Ryan: Hey, have you heard about this Superbloom phenomenon?

Me: Yea, I’ve seen articles about it. Why?

Ryan: It just looks really cool…

Me: Yea, hey, do you wanna go? How far away is it?

And that’s how it began.

After some quick research, we decided our destination would be Carrizo Plain National Monument. As it is 260+ miles away from San Francisco, it would take more than 4.5 hours each way. Our plan was to wake up early on Sunday morning, make the drive, and be among wildflowers for a few hours before grabbing dinner and heading back home.

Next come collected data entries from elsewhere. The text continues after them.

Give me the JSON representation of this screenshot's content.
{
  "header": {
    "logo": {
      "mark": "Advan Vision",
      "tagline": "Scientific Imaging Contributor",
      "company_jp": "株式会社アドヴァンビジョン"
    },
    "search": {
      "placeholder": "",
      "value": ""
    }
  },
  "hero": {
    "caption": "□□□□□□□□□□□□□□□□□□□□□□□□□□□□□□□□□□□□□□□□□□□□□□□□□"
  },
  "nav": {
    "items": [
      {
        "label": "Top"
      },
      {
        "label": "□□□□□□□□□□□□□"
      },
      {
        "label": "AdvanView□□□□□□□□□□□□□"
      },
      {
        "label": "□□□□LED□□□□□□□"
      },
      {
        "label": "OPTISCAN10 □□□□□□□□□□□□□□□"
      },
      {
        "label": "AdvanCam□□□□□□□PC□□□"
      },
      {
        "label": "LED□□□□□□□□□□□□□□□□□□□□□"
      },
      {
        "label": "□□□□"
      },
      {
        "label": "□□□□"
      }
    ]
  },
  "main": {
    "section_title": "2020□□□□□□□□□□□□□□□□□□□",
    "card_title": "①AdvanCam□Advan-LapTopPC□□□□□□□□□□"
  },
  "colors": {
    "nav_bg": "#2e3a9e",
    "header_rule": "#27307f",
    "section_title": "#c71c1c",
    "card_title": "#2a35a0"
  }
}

Carrizo Plain National Monument

Carrizo Plain National Monument was declared a National Monument in 2001 and is maintained by the Bureau of Land Management (BLM). As the facilities are not as developed as those found in most national parks and with the influx of Superbloom-chasing visitors, there was a long line at the visitor center. After a short wait, I signed the guest book and snagged some useful info on where to spend the rest of our limited time (ie. not on private land).

Dogs are allowed on leash or caged at all developed sites and under owner control in other areas, so the pup got to hang out with us all day.

Carrizo Plain National Monument

I think Fresca might have minor allergies because she was a bit sneezy. I know my reaction to large quantities of pollen, so I’d pre-gamed with my allergy medicine. Otherwise I couldn’t have stood among those flowers for so long.

Carrizo Plain National Monument

Carrizo Plain National Monument

After hanging out in the plains for a bit, we made the drive towards the San Andreas Fault and Temblor Range to the east. We wanted to get a closer look at the blooms in the distance.

The main thoroughfares are clearly marked, so it didn’t take too long to figure out which way to go.

Worth it!

Carrizo Plain National Monument

The flowers were absolutely stunning, and it was pretty neat that certain colors/flowers would grow on specific spots on the mountain. It made for a neat convergence of yellow, purple, and a smattering of orange too.

Carrizo Plain National Monument

We made the mistake of not eating lunch before the few hours in the national monument, so we were pretty famished by the time we made our way to the mountains. Car snacks can only get you so far. We wrapped up our visit by driving through the mountains and into the Central Valley for a quick bite before the long drive back.

All in all, a great 15 hours spent exploring another part of California. It was our first road trip with the new car, and I think we did it properly! Certain roads were marked as 4WD-recommended, so we took full advantage.

Carrizo Plain National Monument

Looking forward to our next road trip!

The Bureau of Land Management has a pretty spectacular Flickr page. I can only aspire to one day take shots like that!